You can find a summary of the Dasish Workshop in the blogpost of Kirsty Lee (who attended the whole 2 days!) http://libraryblogs.is.ed.ac.uk/bitsandpieces/

Reflections on iPRES 2014

Perseverance Hotel, Brunswick Street, Melbourne

Recently after 22 hours of flying I attended the iPRES 2014 conference in Melbourne, which was an awesome experience. How often does one have a chance to discuss aspects of the profession of digital preservation with no need of explaining the obvious? Meeting 200 colleagues, gathered in the beautiful State Library of Victoria, was an excellent opportunity to exchange ideas. And because there is no top ten of the buzzwords and no evidence of what was discussed during the breaks, the lunches and the dinners, I will summarize some highlights that inspired me.

First of all: everyone is worried about the fact that we constantly need to defend ourselves. Even in large organisations with mandates to preserve digital material, repeatedly higher management need to be persuaded to think about the consequences of this mandate. What is wrong? I personally wonder whether we use the right language, or as I said in the panel on Friday, maybe we lack the skills of framing digital preservation properly. How to describe an abstract concept of long term preservation to the non-initiated? Our message is often too complicated, speaks of problems and high costs without sketching the clear benefits and does not appeal to the imagination. This is a threat for our profession, as many colleagues agreed.

The second topic was about involving other disciplines in digital preservation, like the industry and science. Mixing ideas from different disciplines might lead to new ideas and innovations. It is important to convince these disciplines of the importance of digital preservation for their business, research or simply their sustainability and our knowledge can help them to get up to speed, while they can help us to make the next step forward. For this we need to develop a language understood by all parties. ( I’ll ignore the fact that the week started with a discussion about whether it is digital preservation, digital curation, data science or whatever term you could use – in my view this discussion distracts us from the main problem.)

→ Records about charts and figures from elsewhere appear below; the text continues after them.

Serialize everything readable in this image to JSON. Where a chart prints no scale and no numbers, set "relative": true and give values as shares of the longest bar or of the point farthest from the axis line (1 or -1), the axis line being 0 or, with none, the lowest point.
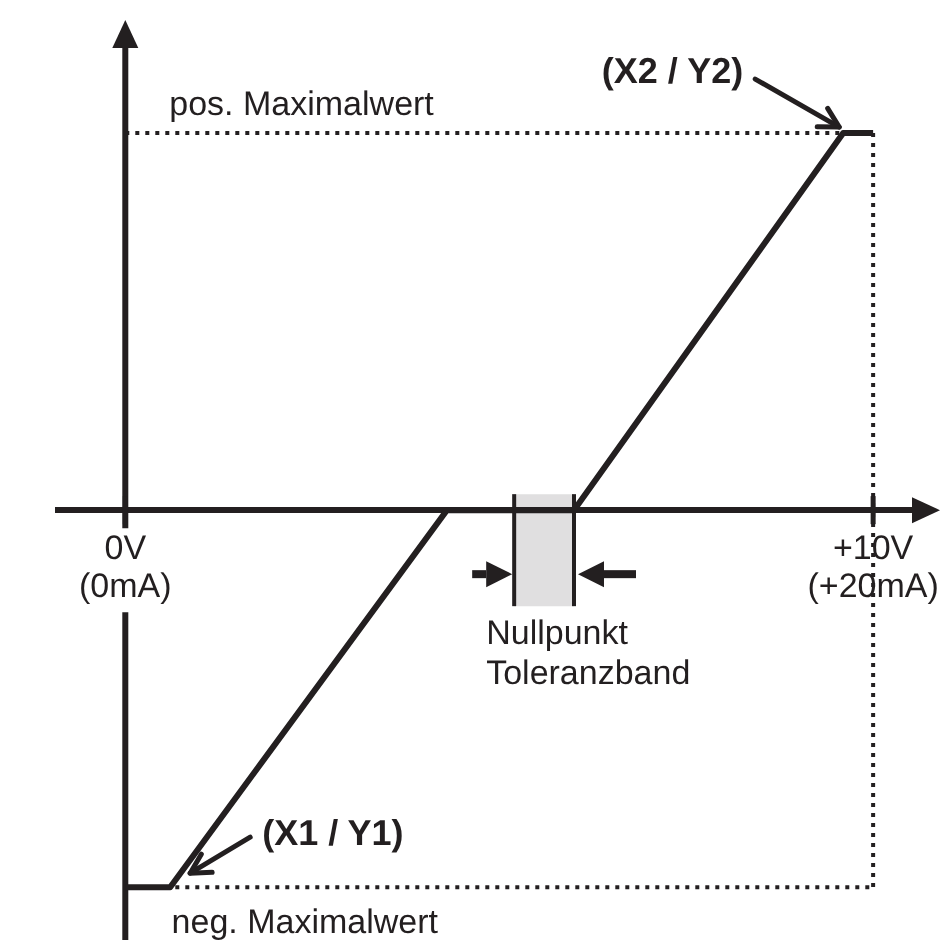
{
  "chart_data": {
    "type": "line",
    "relative": true,
    "xlim": [
      -0.9,
      10.6
    ],
    "xticks": [
      {
        "value": 0,
        "label": "0V"
      },
      {
        "value": 10,
        "label": "+10V"
      }
    ],
    "x2lim": [
      -1.8,
      21.2
    ],
    "x2ticks": [
      {
        "value": 0,
        "label": "(0mA)"
      },
      {
        "value": 20,
        "label": "(+20mA)"
      }
    ],
    "x": [
      0,
      0.6,
      4.3,
      6.0,
      9.6,
      10
    ],
    "series": [
      {
        "color": "#231f20",
        "values": [
          -1,
          -1,
          0,
          0,
          1,
          1
        ]
      }
    ],
    "line_style": "solid",
    "ref_lines": [
      {
        "axis": "y",
        "value": 1,
        "label": "pos. Maximalwert",
        "color": "#231f20",
        "line_style": "dotted"
      },
      {
        "axis": "y",
        "value": -1,
        "color": "#231f20",
        "line_style": "dotted"
      },
      {
        "axis": "x",
        "value": 10,
        "color": "#231f20",
        "line_style": "dotted"
      }
    ],
    "bands": [
      {
        "axis": "x",
        "from": 5.2,
        "to": 6.0,
        "color": "#231f20"
      }
    ],
    "annotations": [
      {
        "text": "(X1 / Y1)",
        "x": 0.6,
        "y": -1
      },
      {
        "text": "(X2 / Y2)",
        "x": 9.6,
        "y": 1
      },
      {
        "text": "neg. Maximalwert",
        "x": 2.4,
        "y": -1
      },
      "Nullpunkt\nToleranzband"
    ]
  }
}
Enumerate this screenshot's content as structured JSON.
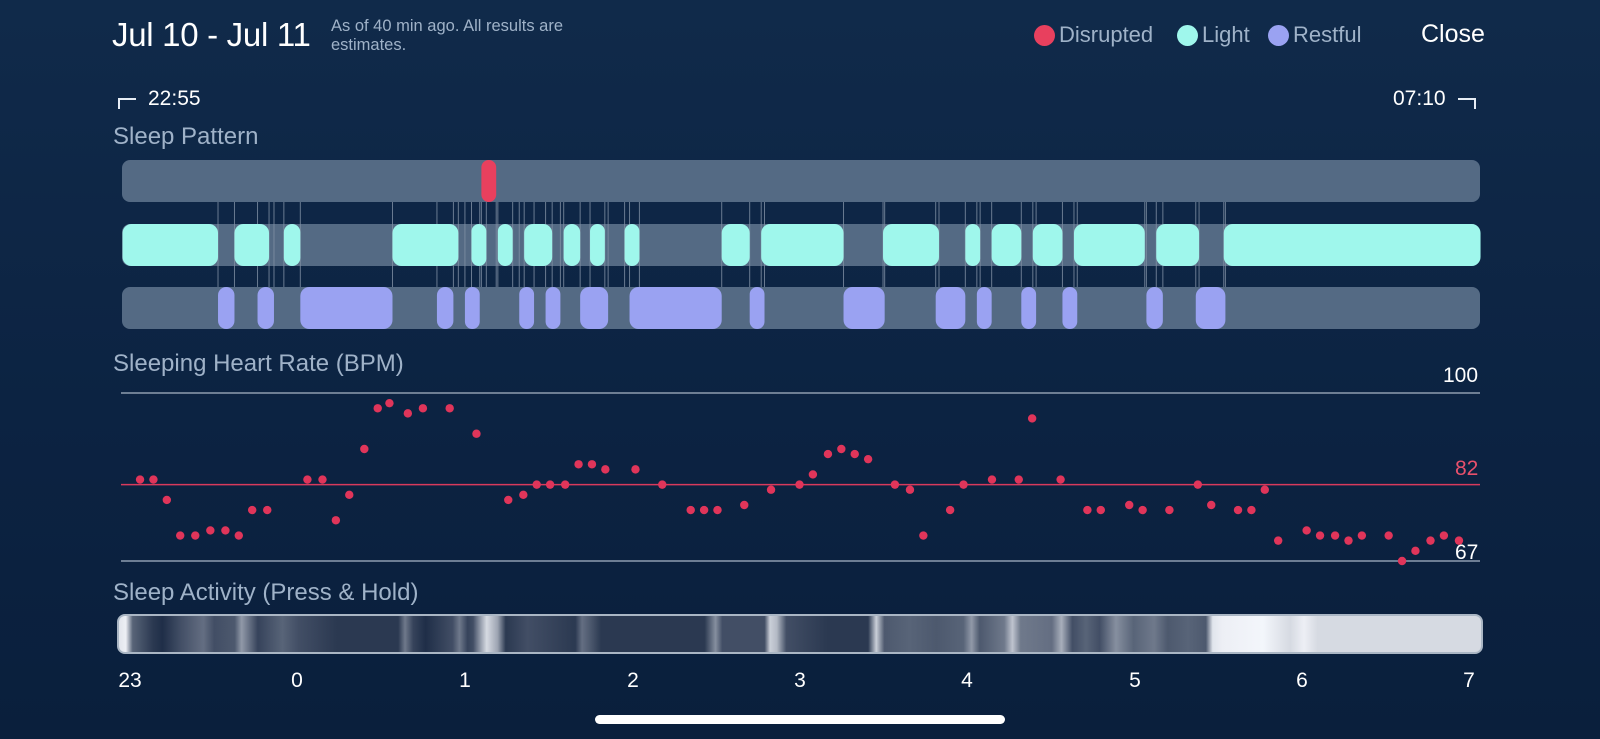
{
  "header": {
    "date_range": "Jul 10 - Jul 11",
    "note": "As of 40 min ago. All results are estimates.",
    "close_label": "Close"
  },
  "legend": [
    {
      "label": "Disrupted",
      "color": "#e8405e"
    },
    {
      "label": "Light",
      "color": "#9ff7ec"
    },
    {
      "label": "Restful",
      "color": "#9aa2f2"
    }
  ],
  "times": {
    "start": "22:55",
    "end": "07:10"
  },
  "sleep_pattern": {
    "title": "Sleep Pattern",
    "track_color": "#546a84",
    "start_hour": 22.9167,
    "end_hour": 31.1667,
    "rows": {
      "disrupted": [
        [
          1.1,
          1.19
        ]
      ],
      "light": [
        [
          22.92,
          23.5
        ],
        [
          23.6,
          23.81
        ],
        [
          23.9,
          24.0
        ],
        [
          24.56,
          24.96
        ],
        [
          25.04,
          25.13
        ],
        [
          25.2,
          25.29
        ],
        [
          25.36,
          25.53
        ],
        [
          25.6,
          25.7
        ],
        [
          25.76,
          25.85
        ],
        [
          25.97,
          26.06
        ],
        [
          26.56,
          26.73
        ],
        [
          26.8,
          27.3
        ],
        [
          27.54,
          27.88
        ],
        [
          28.04,
          28.13
        ],
        [
          28.2,
          28.38
        ],
        [
          28.45,
          28.63
        ],
        [
          28.7,
          29.13
        ],
        [
          29.2,
          29.46
        ],
        [
          29.61,
          31.17
        ]
      ],
      "restful": [
        [
          23.5,
          23.6
        ],
        [
          23.74,
          23.84
        ],
        [
          24.0,
          24.56
        ],
        [
          24.83,
          24.93
        ],
        [
          25.0,
          25.09
        ],
        [
          25.33,
          25.42
        ],
        [
          25.49,
          25.58
        ],
        [
          25.7,
          25.87
        ],
        [
          26.0,
          26.56
        ],
        [
          26.73,
          26.82
        ],
        [
          27.3,
          27.55
        ],
        [
          27.86,
          28.04
        ],
        [
          28.11,
          28.2
        ],
        [
          28.38,
          28.47
        ],
        [
          28.63,
          28.72
        ],
        [
          29.14,
          29.24
        ],
        [
          29.44,
          29.62
        ]
      ]
    }
  },
  "heart_rate": {
    "title": "Sleeping Heart Rate (BPM)",
    "max_label": "100",
    "avg_label": "82",
    "min_label": "67"
  },
  "chart_data": {
    "type": "scatter",
    "title": "Sleeping Heart Rate (BPM)",
    "x_unit": "hour of night (23 = 23:00, 0..7 = next day)",
    "ylim": [
      67,
      100
    ],
    "reference_lines": {
      "max": 100,
      "average": 82,
      "min": 67
    },
    "points": [
      [
        23.06,
        83
      ],
      [
        23.14,
        83
      ],
      [
        23.22,
        79
      ],
      [
        23.3,
        72
      ],
      [
        23.39,
        72
      ],
      [
        23.48,
        73
      ],
      [
        23.57,
        73
      ],
      [
        23.65,
        72
      ],
      [
        23.73,
        77
      ],
      [
        23.82,
        77
      ],
      [
        0.06,
        83
      ],
      [
        0.15,
        83
      ],
      [
        0.23,
        75
      ],
      [
        0.31,
        80
      ],
      [
        0.4,
        89
      ],
      [
        0.48,
        97
      ],
      [
        0.55,
        98
      ],
      [
        0.66,
        96
      ],
      [
        0.75,
        97
      ],
      [
        0.91,
        97
      ],
      [
        1.07,
        92
      ],
      [
        1.26,
        79
      ],
      [
        1.35,
        80
      ],
      [
        1.43,
        82
      ],
      [
        1.51,
        82
      ],
      [
        1.6,
        82
      ],
      [
        1.68,
        86
      ],
      [
        1.76,
        86
      ],
      [
        1.84,
        85
      ],
      [
        2.02,
        85
      ],
      [
        2.18,
        82
      ],
      [
        2.35,
        77
      ],
      [
        2.43,
        77
      ],
      [
        2.51,
        77
      ],
      [
        2.67,
        78
      ],
      [
        2.83,
        81
      ],
      [
        3.0,
        82
      ],
      [
        3.08,
        84
      ],
      [
        3.17,
        88
      ],
      [
        3.25,
        89
      ],
      [
        3.33,
        88
      ],
      [
        3.41,
        87
      ],
      [
        3.57,
        82
      ],
      [
        3.66,
        81
      ],
      [
        3.74,
        72
      ],
      [
        3.9,
        77
      ],
      [
        3.98,
        82
      ],
      [
        4.15,
        83
      ],
      [
        4.31,
        83
      ],
      [
        4.39,
        95
      ],
      [
        4.56,
        83
      ],
      [
        4.72,
        77
      ],
      [
        4.8,
        77
      ],
      [
        4.97,
        78
      ],
      [
        5.05,
        77
      ],
      [
        5.21,
        77
      ],
      [
        5.38,
        82
      ],
      [
        5.46,
        78
      ],
      [
        5.62,
        77
      ],
      [
        5.7,
        77
      ],
      [
        5.78,
        81
      ],
      [
        5.86,
        71
      ],
      [
        6.03,
        73
      ],
      [
        6.11,
        72
      ],
      [
        6.2,
        72
      ],
      [
        6.28,
        71
      ],
      [
        6.36,
        72
      ],
      [
        6.52,
        72
      ],
      [
        6.6,
        67
      ],
      [
        6.68,
        69
      ],
      [
        6.77,
        71
      ],
      [
        6.85,
        72
      ],
      [
        6.94,
        71
      ]
    ]
  },
  "activity": {
    "title": "Sleep Activity (Press & Hold)",
    "hour_labels": [
      "23",
      "0",
      "1",
      "2",
      "3",
      "4",
      "5",
      "6",
      "7"
    ]
  },
  "colors": {
    "disrupted": "#e8405e",
    "light": "#9ff7ec",
    "restful": "#9aa2f2",
    "hr_dot": "#e0355a",
    "hr_avg_line": "#d83a5c",
    "hr_grid_line": "#8e9db0",
    "avg_label": "#e8506c"
  }
}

But we all expected great benefits of more collaboration amongst the current preservationists, although there are some aspects that need to be taken into consideration. Collaboration without a clear benefit for the participants is doomed to fail. Sometimes projects might lead to good results, but these projects require an organisation and funding. Chances for these kind of projects are little in the current economical climate. But on a smaller scale the magic of the conference atmosphere led to new initiatives between a few individuals to exchange information, do something together or to really start working on an old idea.

The final buzzword on the conference was the DPTR: the Digital Preservation Technical Registry. An initiative to develop a file format registry, with a new data model and filled with information from existing registries. Currently it is a proposal under Horizon 2020, based on work done by the National Library and Archive New Zealand and National Library of Australia. There were mixed feelings about this initiative. One the one hand all agreed that the current registries fail for various reasons and that a good format registry is an absolute must. But what are the “lessons learned” about the previous – not so successful registries? Were these lessons incorporated in this new proposal? And was this new proposal not another example of technique first and then use cases?

It were the presentations  – which will be published soon – that gave us new food for thought but I’m convinced that the discussions during the breaks really gave us renewed energy to proceed with the challenge of digital preservation, although it took another 20 hours flying before I was back home!